Wednesday, July 6, 2011

Technological factors

At the same time, a number of medieval products and technological processes had reached a level of maturity which allowed their potential use for printing purposes. Gutenberg took up these far-flung strands, combined them into one complete and functioning system, and perfected the printing process through all its stages by adding a number of inventions and innovations of his own:
Early modern wine press. Such screw presses were applied in Europe to a wide range of uses and provided Gutenberg with the model for his printing press.
The screw press which allowed direct pressure to be applied on flat-plane was already of great antiquity in Gutenberg's time and was used for a wide range of tasks.[13] Introduced in the 1st century AD by the Romans, it was commonly employed in agricultural production for pressing wine grapes and (olive) oil seeds, both of which formed an integral part of the mediterranean and medieval diet.[14] The device was also used from very early on in urban contexts as a cloth press for printing patterns.[15] Gutenberg may have also been inspired by the paper presses which had spread through the German lands since the late 14th century and which worked on the same mechanical principles.[16]

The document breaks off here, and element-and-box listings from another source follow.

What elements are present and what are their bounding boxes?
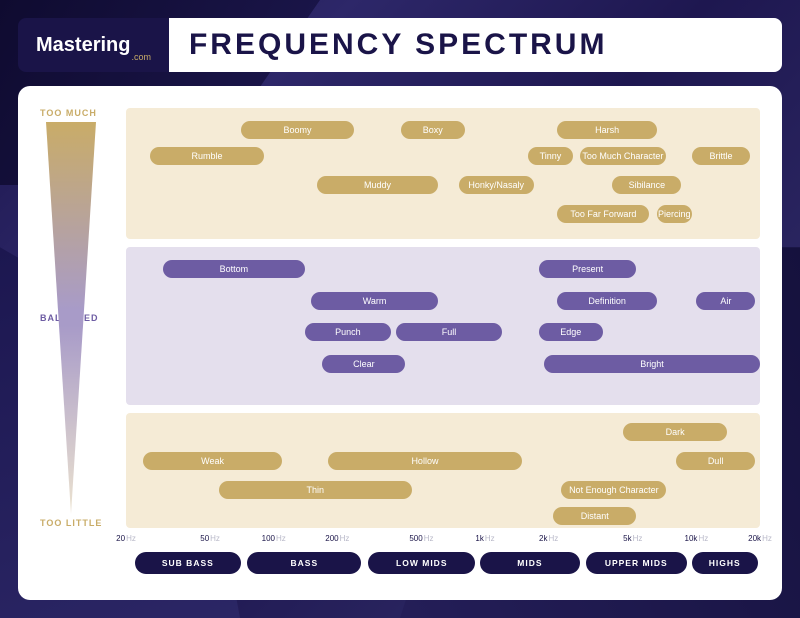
x-tick: 1kHz bbox=[475, 534, 494, 543]
page-title: FREQUENCY SPECTRUM bbox=[169, 18, 782, 72]
x-tick: 200Hz bbox=[325, 534, 349, 543]
descriptor-pill: Not Enough Character bbox=[561, 481, 666, 499]
y-label-bottom: TOO LITTLE bbox=[40, 518, 102, 528]
x-tick: 5kHz bbox=[623, 534, 642, 543]
descriptor-pill: Rumble bbox=[150, 147, 264, 165]
descriptor-pill: Boomy bbox=[241, 121, 354, 139]
y-label-top: TOO MUCH bbox=[40, 108, 97, 118]
gradient-triangle-icon bbox=[46, 122, 96, 514]
logo-sub: .com bbox=[131, 52, 151, 62]
x-tick: 50Hz bbox=[200, 534, 220, 543]
descriptor-pill: Dark bbox=[623, 423, 727, 441]
descriptor-pill: Definition bbox=[557, 292, 656, 310]
descriptor-pill: Distant bbox=[553, 507, 636, 525]
descriptor-pill: Brittle bbox=[692, 147, 751, 165]
descriptor-pill: Piercing bbox=[657, 205, 692, 223]
descriptor-pill: Warm bbox=[311, 292, 438, 310]
descriptor-pill: Harsh bbox=[557, 121, 656, 139]
x-tick: 10kHz bbox=[685, 534, 709, 543]
band-pill: LOW MIDS bbox=[368, 552, 475, 574]
descriptor-pill: Too Much Character bbox=[580, 147, 667, 165]
plot-area: Boomy Boxy Harsh Rumble Tinny Too Much Charac… bbox=[126, 108, 760, 528]
chart-wrap: TOO MUCH BALANCED TOO LITTLE bbox=[40, 108, 760, 582]
x-tick: 100Hz bbox=[262, 534, 286, 543]
band-pill: MIDS bbox=[480, 552, 579, 574]
descriptor-pill: Tinny bbox=[528, 147, 573, 165]
descriptor-pill: Air bbox=[696, 292, 755, 310]
header: Mastering .com FREQUENCY SPECTRUM bbox=[18, 18, 782, 72]
logo: Mastering .com bbox=[18, 18, 169, 72]
descriptor-pill: Punch bbox=[305, 323, 392, 341]
descriptor-pill: Dull bbox=[676, 452, 755, 470]
logo-main: Mastering bbox=[36, 34, 130, 57]
descriptor-pill: Honky/Nasaly bbox=[459, 176, 534, 194]
descriptor-pill: Full bbox=[396, 323, 502, 341]
band-pill: SUB BASS bbox=[135, 552, 241, 574]
descriptor-pill: Muddy bbox=[317, 176, 438, 194]
descriptor-pill: Edge bbox=[539, 323, 603, 341]
x-tick: 2kHz bbox=[539, 534, 558, 543]
descriptor-pill: Hollow bbox=[328, 452, 523, 470]
x-tick: 20kHz bbox=[748, 534, 772, 543]
descriptor-pill: Too Far Forward bbox=[557, 205, 649, 223]
x-axis: 20Hz50Hz100Hz200Hz500Hz1kHz2kHz5kHz10kHz… bbox=[126, 532, 760, 582]
descriptor-pill: Bright bbox=[544, 355, 760, 373]
descriptor-pill: Present bbox=[539, 260, 636, 278]
descriptor-pill: Clear bbox=[322, 355, 405, 373]
descriptor-pill: Weak bbox=[143, 452, 283, 470]
band-pill: BASS bbox=[247, 552, 361, 574]
descriptor-pill: Boxy bbox=[401, 121, 465, 139]
descriptor-pill: Bottom bbox=[163, 260, 304, 278]
descriptor-pill: Thin bbox=[219, 481, 412, 499]
descriptor-pill: Sibilance bbox=[612, 176, 681, 194]
y-axis-labels: TOO MUCH BALANCED TOO LITTLE bbox=[40, 108, 118, 528]
x-tick: 500Hz bbox=[409, 534, 433, 543]
x-tick: 20Hz bbox=[116, 534, 136, 543]
band-pill: HIGHS bbox=[692, 552, 758, 574]
band-pill: UPPER MIDS bbox=[586, 552, 687, 574]
chart-card: TOO MUCH BALANCED TOO LITTLE bbox=[18, 86, 782, 600]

Gutenberg adopted the basic design, thereby mechanizing the printing process.[17] Printing, however, put a demand on the machine quite different from pressing. Gutenberg adapted the construction so that the pressing power exerted by the platen on the paper was now applied both evenly and with the required sudden elasticity. To speed up the printing process, he introduced a movable undertable with a plane surface on which the sheets could be swiftly changed.[18]
Movable type sorted in a letter case and loaded in a composing stick on top
The concept of movable type was not entirely new in the 15th century; sporadic evidence that the typographical principle, the idea of creating a text by reusing individual characters, was well understood and employed in pre-Gutenberg Europe had been cropping up since the 12th century and possibly before. The known examples range from Germany (Prüfening inscription) to England (letter tiles) to Italy.[19] However, the various techniques employed (imprinting, punching and assembling individual letters) did not have the refinement and efficiency needed to become widely accepted.

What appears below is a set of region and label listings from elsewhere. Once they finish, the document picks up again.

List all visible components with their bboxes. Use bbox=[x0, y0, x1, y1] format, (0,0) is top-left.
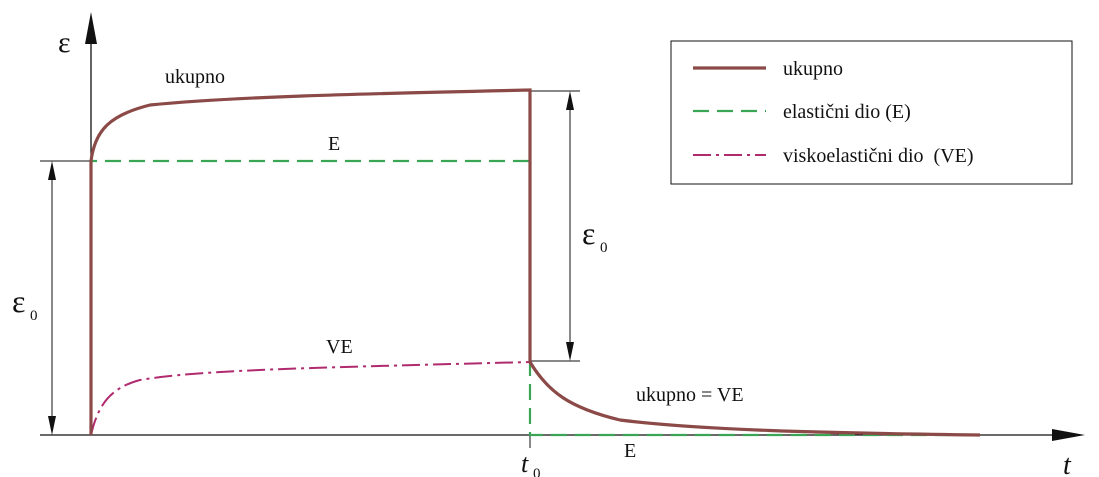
legend-item-total: ukupno bbox=[693, 58, 843, 80]
left-dimension-arrow-down bbox=[48, 416, 56, 435]
right-dimension-symbol: ε bbox=[582, 215, 595, 251]
right-dimension: ε 0 bbox=[530, 90, 608, 362]
total-path-creep bbox=[89, 88, 532, 435]
legend-label-elastic: elastični dio (E) bbox=[783, 101, 911, 123]
label-viscoelastic: VE bbox=[326, 336, 353, 358]
right-dimension-arrow-up bbox=[566, 91, 574, 110]
t0-sub: 0 bbox=[533, 466, 541, 477]
y-axis-symbol: ε bbox=[58, 26, 71, 59]
t0-main: t bbox=[521, 449, 529, 477]
legend-item-viscoelastic: viskoelastični dio (VE) bbox=[693, 145, 974, 167]
label-elastic: E bbox=[328, 133, 340, 155]
total-curve bbox=[89, 88, 981, 437]
left-dimension-sub: 0 bbox=[30, 308, 38, 324]
viscoelastic-curve bbox=[90, 361, 531, 436]
total-path-recovery bbox=[528, 361, 981, 437]
legend-label-viscoelastic: viskoelastični dio (VE) bbox=[783, 145, 974, 167]
viscoelastic-path bbox=[90, 361, 531, 436]
label-total: ukupno bbox=[165, 66, 225, 88]
y-axis-arrow bbox=[85, 12, 97, 44]
left-dimension-arrow-up bbox=[48, 161, 56, 180]
left-dimension-symbol: ε bbox=[12, 283, 25, 319]
label-recovery: ukupno = VE bbox=[636, 384, 744, 406]
elastic-path bbox=[89, 159, 980, 437]
legend-box bbox=[670, 40, 1073, 185]
legend: ukupno elastični dio (E) viskoelastični … bbox=[670, 40, 1073, 185]
legend-label-total: ukupno bbox=[783, 58, 843, 80]
legend-item-elastic: elastični dio (E) bbox=[693, 101, 911, 123]
left-dimension: ε 0 bbox=[12, 160, 91, 435]
right-dimension-sub: 0 bbox=[600, 240, 608, 256]
label-elastic-after: E bbox=[624, 440, 636, 462]
elastic-curve bbox=[89, 159, 980, 437]
x-axis-arrow bbox=[1052, 429, 1085, 441]
t0-label: t 0 bbox=[521, 449, 541, 477]
right-dimension-arrow-down bbox=[566, 342, 574, 361]
x-axis-symbol: t bbox=[1063, 450, 1072, 477]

Gutenberg greatly improved the process by treating typesetting and printing as two separate work steps. A goldsmith by profession, he created his type pieces from a lead-based alloy which suited printing purposes so well that it is still used today.[20] The mass production of metal letters was achieved by his key invention of a special hand mould, the matrix.[21] The Latin alphabet proved to be an enormous advantage in the process because, in contrast to logographic writing systems, it allowed the type-setter to represent any text with a theoretical minimum of only around two dozen different letters.[22]

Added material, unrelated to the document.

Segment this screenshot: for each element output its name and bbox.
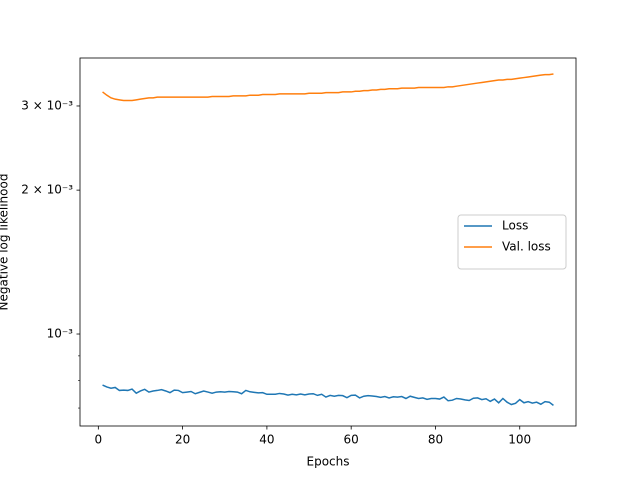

Another factor conducive to printing arose from the book existing in the format of the codex, which had originated in the Roman period.[23] Considered the most important advance in the history of the book prior to printing itself, the codex had completely replaced the ancient scroll at the onset of the Middle Ages (500 AD).[24] The codex holds considerable practical advantages over the scroll format; it is more convenient to read (by turning pages), is more compact, less costly, and, in particular, unlike the scroll, both recto and verso could be used for writing − and printing.[25]
A paper codex of the acclaimed 42-line Bible, Gutenberg's major work
A fourth development was the early success of medieval papermakers at mechanizing paper manufacture. The introduction of water-powered paper mills, the first certain evidence of which dates to 1282,[26] allowed for a massive expansion of production and replaced the laborious handcraft characteristic of both Chinese[27] and Muslim papermaking.[28] Papermaking centres began to multiply in the late 13th century in Italy, reducing the price of paper to one sixth of parchment and then falling further; papermaking centers reached Germany a century later.[29]
Despite this it appears that the final breakthrough of paper depended just as much on the rapid spread of movable-type printing.[30] It is notable that codices of parchment, which in terms of quality is superior to any other writing material,[31] still had a substantial share in Gutenberg's edition of the 42-line Bible.[32] After much experimentation, Gutenberg managed to overcome the difficulties which traditional water-based inks caused by soaking the paper, and found the formula for an oil-based ink suitable for high-quality printing with metal type.[33]